# Do you like my new haircut?



## cockerpoo61 (Jun 24, 2011)

Bayley had his regular treat at the Groomers this week, doesn't he look a proud boy?


----------



## JoJo (Mar 2, 2011)

Stunning Bayley   

He looks so soft and clean .... get in the muddy woods Bayley he he he xxx


----------



## mandym (Jun 5, 2011)

He looks adorable,so cute,wonder how long he will stay clean lol xxx


----------



## Hfd (Aug 19, 2011)

Bayley looks lovely - what a great cut!
H x


----------



## flounder_1 (May 12, 2011)

That's a great cut! Not too much off leaving that shaggy cute look! Well done your groomer!


----------



## Nadhak (Jun 4, 2011)

I agree with Flounder and I am printing that one off for Treacle to take to the groomer on 5th March! He looks ab fab! x


----------



## Sezra (May 20, 2011)

He looks fab! What a lovely cut!


----------



## Jedicrazy (Apr 26, 2011)

looking good Bayley!


----------



## Jukee Doodles (Apr 5, 2011)

I heard a word today (from an owner who competes in all the Agility and Fly Ball side of things) that tickled me big-time.....

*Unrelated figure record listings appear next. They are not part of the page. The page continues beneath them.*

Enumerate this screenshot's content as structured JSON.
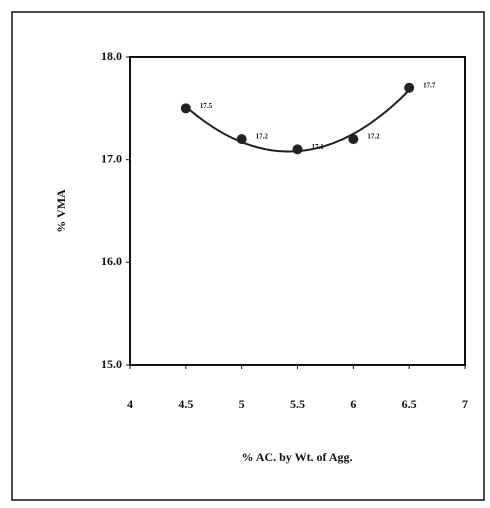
{
  "chart_data": {
    "type": "scatter",
    "x_label": "% AC. by Wt. of Agg.",
    "y_label": "% VMA",
    "x": [
      4.5,
      5,
      5.5,
      6,
      6.5
    ],
    "values": [
      17.5,
      17.2,
      17.1,
      17.2,
      17.7
    ],
    "color": "#222222",
    "trendline": "polynomial",
    "xlim": [
      4,
      7
    ],
    "xticks": [
      4,
      4.5,
      5,
      5.5,
      6,
      6.5,
      7
    ],
    "ylim": [
      15,
      18
    ],
    "yticks": [
      {
        "value": 15,
        "label": "15.0"
      },
      {
        "value": 16,
        "label": "16.0"
      },
      {
        "value": 17,
        "label": "17.0"
      },
      {
        "value": 18,
        "label": "18.0"
      }
    ]
  }
}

I think Bayley looks - - - Jukeelicious xxxxxxx

Stephen x


----------



## Ali79 (Mar 30, 2011)

Bayley looks gorgeous - well done to the groomer


----------



## Pollypiglet (Oct 22, 2011)

Great trim had something similar in mind for Hattie but didn't quite go to plan bit like when I go to the hairdresser I have one idea she has another so we meet in the middle!


----------